In Power Ball: Anatomy of a Modern Baseball Game,baseball journalist-analyst Rob Neyer acknowledges the pervading influence of Statcast. 'Using both cameras and a sort of radar, if it’s on the field and it moves, Statcast is watching. And recording. Yes, the baseball wherever it goes, but also every player and the hitter’s bat.' ... The scope of this book ranges and rambles engagingly, from the potential impact of climate change on the game and the influence of social media on players, to the evolving fashions of player uniforms and hair styles ... Mr. Neyer ends his book by lamenting that, if left to the owners and the players union, very little improvement can be expected. In the past 20 years, for instance, 'the only significant changes to the playing rules...have been made to lower injury risks, and not to make the game itself more entertaining.' What’s needed, then, to help usher baseball into its next era, is a voice—'the writers and the TV presenters and the radio people'—to call for 'a better, smarter, more exciting version of Baseball,' to speak up on behalf of the fans who, if attendance numbers are any judge, are already starting to lose interest.

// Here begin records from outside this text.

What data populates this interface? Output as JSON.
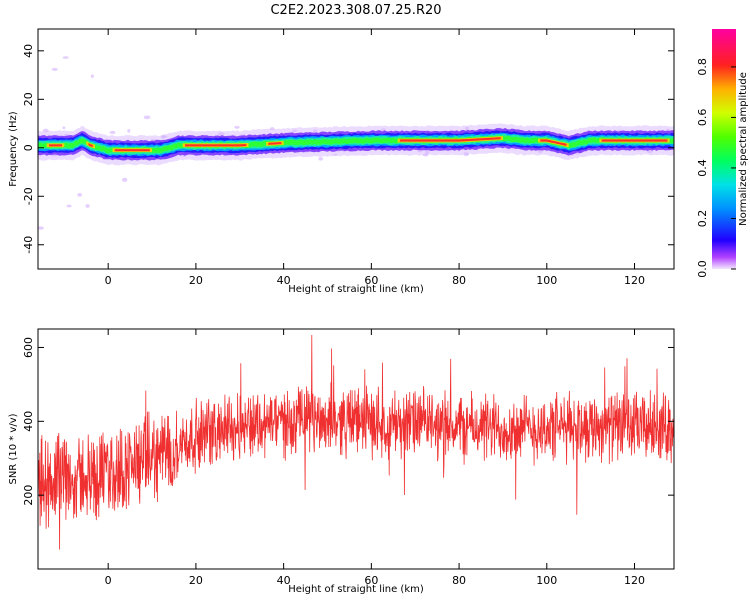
{
  "chart_data": [
    {
      "type": "heatmap",
      "title": "C2E2.2023.308.07.25.R20",
      "xlabel": "Height of straight line (km)",
      "ylabel": "Frequency (Hz)",
      "xlim": [
        -16,
        129
      ],
      "ylim": [
        -50,
        49
      ],
      "xticks": [
        0,
        20,
        40,
        60,
        80,
        100,
        120
      ],
      "yticks": [
        -40,
        -20,
        0,
        20,
        40
      ],
      "colorbar": {
        "label": "Normalized spectral amplitude",
        "range": [
          0,
          0.95
        ],
        "ticks": [
          "0.0",
          "0.2",
          "0.4",
          "0.6",
          "0.8"
        ],
        "colormap": "gist_ncar"
      },
      "ridge": {
        "description_points_x": [
          -16,
          -8,
          -6,
          -4,
          0,
          5,
          12,
          16,
          20,
          30,
          40,
          60,
          80,
          90,
          95,
          100,
          105,
          110,
          120,
          129
        ],
        "description_points_y": [
          1,
          1,
          3,
          1,
          -1,
          -1,
          -1,
          1,
          1,
          1,
          2,
          3,
          3,
          4,
          3,
          3,
          1,
          3,
          3,
          3
        ],
        "peak_color": "#ff2a2a"
      }
    },
    {
      "type": "line",
      "xlabel": "Height of straight line (km)",
      "ylabel": "SNR (10 * v/v)",
      "xlim": [
        -16,
        129
      ],
      "ylim": [
        0,
        650
      ],
      "xticks": [
        0,
        20,
        40,
        60,
        80,
        100,
        120
      ],
      "yticks": [
        200,
        400,
        600
      ],
      "series": [
        {
          "color": "#f03030",
          "trend_x": [
            -16,
            -5,
            0,
            10,
            20,
            30,
            40,
            50,
            60,
            70,
            80,
            90,
            100,
            110,
            120,
            129
          ],
          "trend_y": [
            240,
            250,
            260,
            300,
            360,
            390,
            400,
            405,
            400,
            395,
            385,
            380,
            380,
            390,
            385,
            385
          ]
        }
      ]
    }
  ]
}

Power Ball is presented in the same vein as Arnold Hano’s A Day in the Bleachers or Dan Okrent’s Nine Innings. The idea is simple: take a random, seemingly meaningless regular season game and use it as the scaffolding to tell a grander story about baseball as a whole. It’s a brilliant idea for a set up, and it works exceptionally well as a storytelling device ... The book flies by, with each half inning (or chapter) making its own distinct impression on the broader text. The book often reads like one of the endlessly satisfying baseball conversations you stumble into at a bar or riding on public transit. What begins with a light-hearted comment on a shared Evan Longoria shirtsey spirals into a good-natured debate over whether or not the ball was juiced, and if baseball history is truly cyclical or not. Power Ball works as a Greatest Hits compilation album of the past 10 years of baseball analytics, but also works as a thoroughly engaging Baseball Story from one of the most informed and professorial baseball minds we have around today.
...Neyer’s sharp play-by-play is a hook for extensive color commentary on changes in the sport, including the increases in home runs and strikeouts; the rise of infield shifts against pull hitters; the proliferation of specialist relief pitchers; uniform and hair-styling fashions; and the tsunami of stats, right down to the velocity and launch angle of every batted ball, that now dictates baseball management ... It’s a ramble, but Neyer’s deep knowledge and punchy prose—'The guy on the mound might be throwing aspirin pills, almost too fast to see'—make the book a treat for dedicated fans.